Jusqu’en octobre 2023, outre la spoliation, la propagation de la mort, l’expulsion administrative des habitants de la société et leur maintien en détention, isolés, parfois pendant des décennies, Israël a mené une politique délibérée de mutilations, qui leur a donné un rôle important. Montrant une logique coloniale de mutilation, restreignant les possibilités pour le peuple palestinien de guérir de ses blessures, car les Palestiniens et les Palestiniennes perdent un œil, une jambe, se retrouvent avec une cheville brisée à vie […]

En octobre 2023, lorsque les Palestiniens ont pris le contrôle de casernes locales israéliennes à Gaza et fait des prisonniers, Gaza comptait 440 000 personnes handicapées, selon Danila Zizi, directrice de Handicap international pour la Palestine, soit 21 % de la population totale. Vous avez bien lu. Une personne sur cinq... Après le 8 octobre 2023, on comptait en un mois près de 100 000 blessés, dont on peut déduire qu’une grande partie seront désormais handicapés (sans compter les morts, adultes et enfants).

Le handicap n’est pas une conséquence du massacre, mais un objectif de la politique coloniale.[3]

Bien sûr, les massacres entraînent également une augmentation des mutilations et, par par conséquent, le nombre de personnes handicapées.

Test d’ignorance crasse

Quand quelqu’un qui ne sait rien de cette tragédie, ni des droits humains, est amené à parler des Palestiniens, de Gaza, d’Israël, il s’accroche à deux points et se sent en sécurité : 1) c’est une guerre (déclenchée de manière malveillante le 7 octobre 2023 ; peut-être dans un ciel serein, dans le meilleur des mondes), et 2) nous devons faire face au « réseau terroriste du Hamas ».

Ce n’est pas une guerre, et il n’y a jamais eu deux armées. Il s’agit d’une colonisation par la spoliation.

Et le Hamas n’est pas terroriste comme on peut le dire de Daech, de la Mano guatémaltèque ou de l’Irgoun sioniste.

Le Hamas s’est constitué pour venir en aide aux Palestiniens dans le besoin, leur fournir des abris, de la nourriture et préserver leur intégrité culturelle (qui est religieuse pour le Hamas). De nombreuses actions du Hamas ont été non seulement non violentes, mais résolument pacifiques, comme les Marches pour la Terre (2019 et 2020) qui ont été réprimées par Israël avec  acharnement et ont fait des centaines de morts et de blessés [4].

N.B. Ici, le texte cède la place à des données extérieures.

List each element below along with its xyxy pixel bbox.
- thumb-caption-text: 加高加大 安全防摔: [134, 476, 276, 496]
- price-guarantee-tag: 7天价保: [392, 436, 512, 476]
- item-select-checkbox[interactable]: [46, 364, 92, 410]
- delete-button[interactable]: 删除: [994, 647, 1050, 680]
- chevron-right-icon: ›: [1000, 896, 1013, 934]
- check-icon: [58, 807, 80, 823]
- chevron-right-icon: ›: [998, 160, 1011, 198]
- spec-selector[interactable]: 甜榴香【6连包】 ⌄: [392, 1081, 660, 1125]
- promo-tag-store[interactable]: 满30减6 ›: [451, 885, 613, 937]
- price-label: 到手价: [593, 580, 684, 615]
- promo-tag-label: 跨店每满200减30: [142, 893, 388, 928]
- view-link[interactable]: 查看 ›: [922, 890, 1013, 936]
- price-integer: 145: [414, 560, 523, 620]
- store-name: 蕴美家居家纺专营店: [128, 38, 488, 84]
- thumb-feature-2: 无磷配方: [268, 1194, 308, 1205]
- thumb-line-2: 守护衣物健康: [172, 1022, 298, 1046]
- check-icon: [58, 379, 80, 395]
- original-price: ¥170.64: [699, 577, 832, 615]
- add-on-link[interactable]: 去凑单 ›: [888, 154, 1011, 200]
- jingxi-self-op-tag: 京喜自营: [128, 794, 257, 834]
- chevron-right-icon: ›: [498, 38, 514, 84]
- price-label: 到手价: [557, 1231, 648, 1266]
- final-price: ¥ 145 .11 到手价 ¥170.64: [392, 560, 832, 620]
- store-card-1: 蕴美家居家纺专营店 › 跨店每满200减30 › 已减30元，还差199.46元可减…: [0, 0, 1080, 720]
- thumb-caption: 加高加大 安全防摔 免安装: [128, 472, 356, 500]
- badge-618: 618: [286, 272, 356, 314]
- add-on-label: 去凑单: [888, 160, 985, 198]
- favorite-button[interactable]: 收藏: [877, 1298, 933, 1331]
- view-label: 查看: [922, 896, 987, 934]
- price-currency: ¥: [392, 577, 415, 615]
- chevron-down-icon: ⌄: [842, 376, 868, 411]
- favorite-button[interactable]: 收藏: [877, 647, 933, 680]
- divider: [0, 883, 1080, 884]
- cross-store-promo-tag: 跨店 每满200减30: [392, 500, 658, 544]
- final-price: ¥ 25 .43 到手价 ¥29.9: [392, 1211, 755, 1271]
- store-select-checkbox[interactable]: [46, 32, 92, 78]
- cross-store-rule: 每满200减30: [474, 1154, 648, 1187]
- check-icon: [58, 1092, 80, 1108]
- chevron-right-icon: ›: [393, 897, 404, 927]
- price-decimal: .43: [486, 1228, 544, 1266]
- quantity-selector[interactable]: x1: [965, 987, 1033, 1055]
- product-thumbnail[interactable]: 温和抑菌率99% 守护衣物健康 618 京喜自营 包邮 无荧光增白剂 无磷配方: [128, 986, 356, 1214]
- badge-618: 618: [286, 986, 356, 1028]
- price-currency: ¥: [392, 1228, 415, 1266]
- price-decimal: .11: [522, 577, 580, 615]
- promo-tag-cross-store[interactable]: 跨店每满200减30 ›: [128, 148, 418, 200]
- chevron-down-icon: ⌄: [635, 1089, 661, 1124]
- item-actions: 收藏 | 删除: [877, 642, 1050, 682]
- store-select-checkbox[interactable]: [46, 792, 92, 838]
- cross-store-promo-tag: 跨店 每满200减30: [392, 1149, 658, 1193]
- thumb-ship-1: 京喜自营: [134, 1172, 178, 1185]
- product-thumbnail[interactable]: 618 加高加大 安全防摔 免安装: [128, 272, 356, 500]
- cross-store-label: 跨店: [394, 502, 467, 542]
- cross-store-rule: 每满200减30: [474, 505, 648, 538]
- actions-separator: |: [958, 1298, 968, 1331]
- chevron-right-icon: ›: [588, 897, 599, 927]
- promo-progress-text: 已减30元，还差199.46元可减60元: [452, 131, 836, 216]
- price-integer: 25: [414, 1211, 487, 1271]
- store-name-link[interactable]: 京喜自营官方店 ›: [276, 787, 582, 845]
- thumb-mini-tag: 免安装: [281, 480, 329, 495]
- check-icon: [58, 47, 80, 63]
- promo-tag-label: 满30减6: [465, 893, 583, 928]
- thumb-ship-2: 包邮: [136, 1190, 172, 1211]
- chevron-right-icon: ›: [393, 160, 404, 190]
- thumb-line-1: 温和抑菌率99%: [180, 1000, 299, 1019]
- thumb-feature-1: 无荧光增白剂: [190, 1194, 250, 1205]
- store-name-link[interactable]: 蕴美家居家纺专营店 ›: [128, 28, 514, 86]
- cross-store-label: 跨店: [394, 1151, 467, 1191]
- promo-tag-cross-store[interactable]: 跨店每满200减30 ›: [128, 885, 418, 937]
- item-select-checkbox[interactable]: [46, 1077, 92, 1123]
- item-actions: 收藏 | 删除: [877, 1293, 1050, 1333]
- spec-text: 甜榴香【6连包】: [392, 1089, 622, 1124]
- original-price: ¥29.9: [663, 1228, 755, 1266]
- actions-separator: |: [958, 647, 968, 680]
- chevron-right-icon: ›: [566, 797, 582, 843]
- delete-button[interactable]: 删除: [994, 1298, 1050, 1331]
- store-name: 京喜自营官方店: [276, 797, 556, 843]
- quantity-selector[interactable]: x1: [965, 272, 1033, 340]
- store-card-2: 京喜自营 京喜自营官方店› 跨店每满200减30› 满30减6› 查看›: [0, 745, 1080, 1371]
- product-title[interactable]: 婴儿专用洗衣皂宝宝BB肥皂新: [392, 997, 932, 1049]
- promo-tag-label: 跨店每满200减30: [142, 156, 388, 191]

Mais ce ne sont pas des pacifistes. Ce sont des islamistes qui invoquent la « guerre sainte ». Et en tant que fidèles d’un monothéisme absolu (et absolutiste) – à l’instar des monothéismes verticaux juif et chrétien –, ils admettent la violence et peuvent même la glorifier. Mais même l’ONU reconnaît que contre le colonialisme qui sous-tend le projet israélien, la violence est légitime.

On dit que le Hamas a été promu et financé par l’État sioniste. Il ne faut pas l’écarter. Israël a utilisé, comme tout pouvoir établi, des résistances les unes contre les autres pour s’en débarrasser mieux (des deux). À un moment donné, Israël a peut-être facilité la tâche des islamistes pour faire plier les Palestiniens laïques dirigés par Arafat ; à un autre moment, il a pu se servir de l’Autorité nationale palestinienne pour écarter l’opposition moins malléable du Hamas.

Mais ces vicissitudes ne contredisent pas la volonté d’émancipation des Palestiniens spoliés et de plus en plus massacrés. Elles n’effacent pas non plus le moteur de cette situation, que Francesca Albanese présente si succinctement : le génocide en cours est « la conséquence de la situation exceptionnelle et de l’impunité prolongée dont bénéficie Israël ».

 Notes

[1]  Voir par exemple Gaza un genocidio de exportación, 30 mai 2025. 

[2]  Il existe des témoignages de Juifs qui n’ont pas pu banaliser« le changement » de victime à bénéficiaire.  Au moins, cela leur a coûté psychologiquement : tel est le cas de la famille juive Peled, de l’ancien Yichouv. Mais ils étaient une extrême minorité au moment de s’emparer de la Palestine.

 [3]  Voir Iñaki Urdanibia, Gaza un genocidio de exportación”,

 [4]   Expression du mépris absolu pour tout prochain qui guide les pas de la direction israélienne.